Rates remaining flat would be like hitting the jackpot, Redmer said.

“We are looking at a short-term solution to stop the bleeding,” he said. But if rates remain flat, “do we reasonably expect people are now all of a sudden going to show up and buy the same product at the same price that they elected not to buy this year?”

Keeping rate increases low would likely maintain the number of people currently in the market. But it will not do anything to bring people like Jeff Frangione back.

Reinsurance

With less than a month left in the legislative session, lawmakers have zeroed in on reinsurance as the most likely route to stabilizing the market.

With a reinsurance system in place, insurers would be reimbursed from a pool of money for health care costs above a certain amount.

In the long term, the state hopes to get a significant stream of federal funding for a reinsurance pool using a federal 1332 waiver.

But if the state cannot get a waiver in time for the next year, there are plans to institute a pool with only state funding. That pool would be funded by assessing insurers a one-time charge that normally would be assessed at the federal level, but they were given a reprieve from that payment federally for 2019.

How well funded these reinsurance pools are could have a significant impact on what rates insurers file for this spring. Insurers have indicated that without reinsurance they could ask to raise rates between 30 and 50 percent for next year.

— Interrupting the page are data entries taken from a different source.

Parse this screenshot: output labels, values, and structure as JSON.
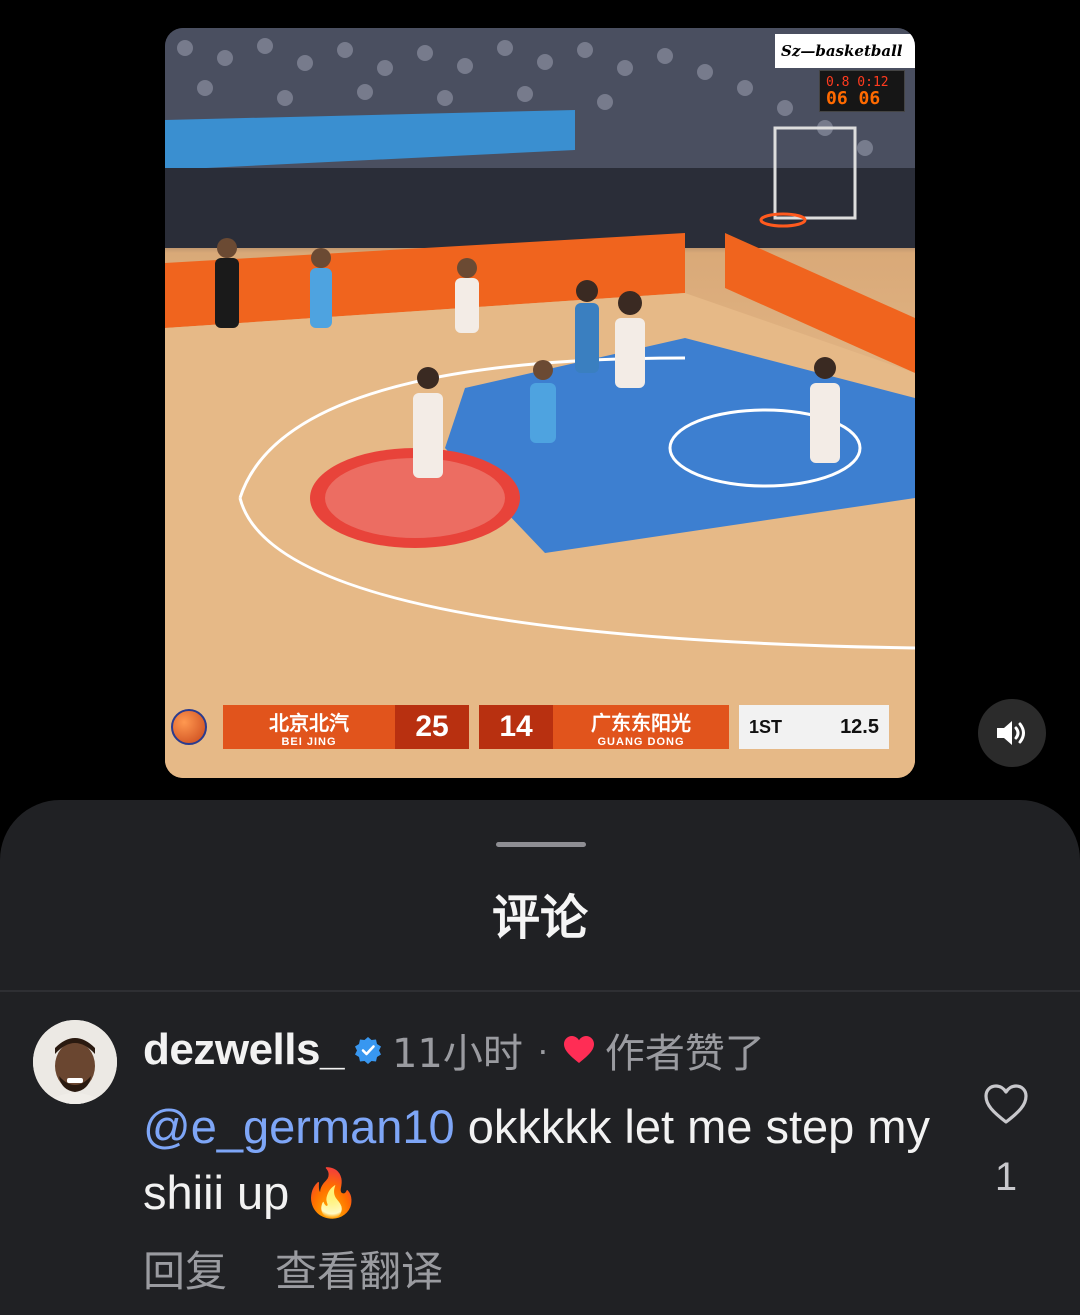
{
  "video": {
    "watermark": "Sz—basketball",
    "shot_clock": {
      "top": "0.8 0:12",
      "bottom": "06 06"
    },
    "scoreboard": {
      "home_name_cn": "北京北汽",
      "home_name_en": "BEI JING",
      "home_score": "25",
      "away_score": "14",
      "away_name_cn": "广东东阳光",
      "away_name_en": "GUANG DONG",
      "period": "1ST",
      "clock": "12.5"
    },
    "sound_icon": "speaker-on-icon"
  },
  "sheet": {
    "title": "评论"
  },
  "comment": {
    "username": "dezwells_",
    "time": "11小时",
    "separator": "·",
    "author_liked": "作者赞了",
    "mention": "@e_german10",
    "text": " okkkkk let me step my shiii up ",
    "emoji": "🔥",
    "reply_label": "回复",
    "translate_label": "查看翻译",
    "like_count": "1"
  },
  "colors": {
    "background": "#000000",
    "sheet": "#202124",
    "mention": "#7ea6f7",
    "muted": "#9a9ba0",
    "heart": "#ff2d55",
    "verified": "#3897f0"
  }
}
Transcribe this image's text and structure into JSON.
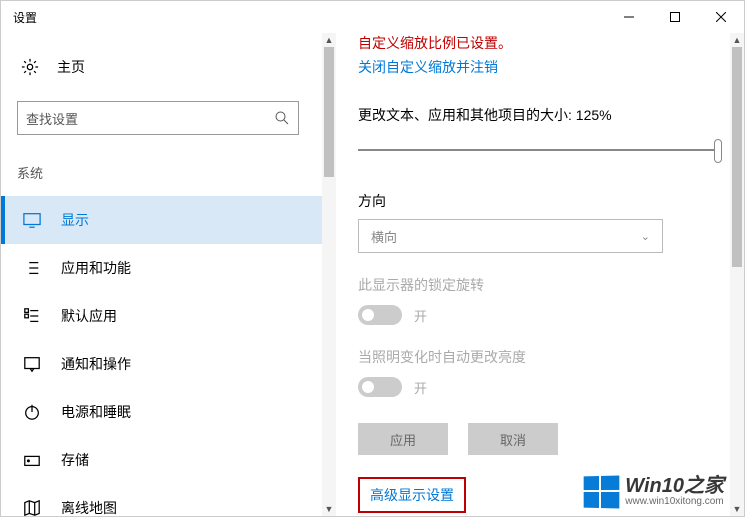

It is believed within the industry that for every $100 million in a reinsurance pool, rates could drop by 7 to 8 percentage points. Legislators aim to fund the stopgap reinsurance fund by around $350 million to $400 million. That could drop rate proposals by 20 to 30 percentage points.

Individual mandate

The other significant legislation explored this session has been creating a Maryland version of the individual mandate.

In last year’s federal tax bill, Congress zeroed out the individual mandate penalty, essentially getting rid of the federal mandate.

Without the mandate, insurers warn that the risk pool could be further destabilized, driving rates higher. That is because without a mandate, they fear more young and healthy people may drop out of the market.

A proposed solution in Maryland would institute a state-level mandate, with the same requirements and penalty as the federal mandate, but it would convert the penalty into a “down payment” for insurance.

For the nearly 189,000 people uninsured people in the state who are under 400 percent of the federal poverty line and qualify for Medicaid or tax subsidies, the down payment could help them get health insurance at an affordable rate.

Advocates argue that incentivizing these people to enter the insurance pool could help bring down the rates for everybody. More people in the insurance pool spreads the risk around and reduces the overall impact of those sicker consumers with high medical expenses.

The goal would be to bring in more premium-paying people and reduce the number of people with high claims, re-balancing the market.

If that does not happen, that is when carriers increase rates, as they have done on the individual market since its creation. Burrell said CareFirst’s rates have increased 150 percent since 2014.

The individual mandate does not factor into the Frangiones’ decision.

“When I heard of Maryland’s plan to invoke a fine for those of us without health insurance I honestly, no lie, broke down in tears,” Susan Frangione said. “The down payment idea is fine if you really do qualify for a subsidy, are under 30 and single. Perhaps those $25 per month silver plans are a reality for those folks. But a $700 down payment on a $500 plus bronze plan does not increase the affordability for the rest of us.”

The proposals considered in the legislature this year are unlikely to make Jeff Frangione’s health plan any less expensive. It is more likely that bronze plans would see more limited increases than the increases seen over the past couple of years.

The Frangiones will play a waiting game, saving money and hoping Jeff can stay healthy until he is eligible for Medicare.

“We’ve almost completely cut red meat from our diets,” Susan Frangione said. “We use home remedies and I take one supplement, fish oil. And, we wait impatiently for the day he qualifies for Medicare.”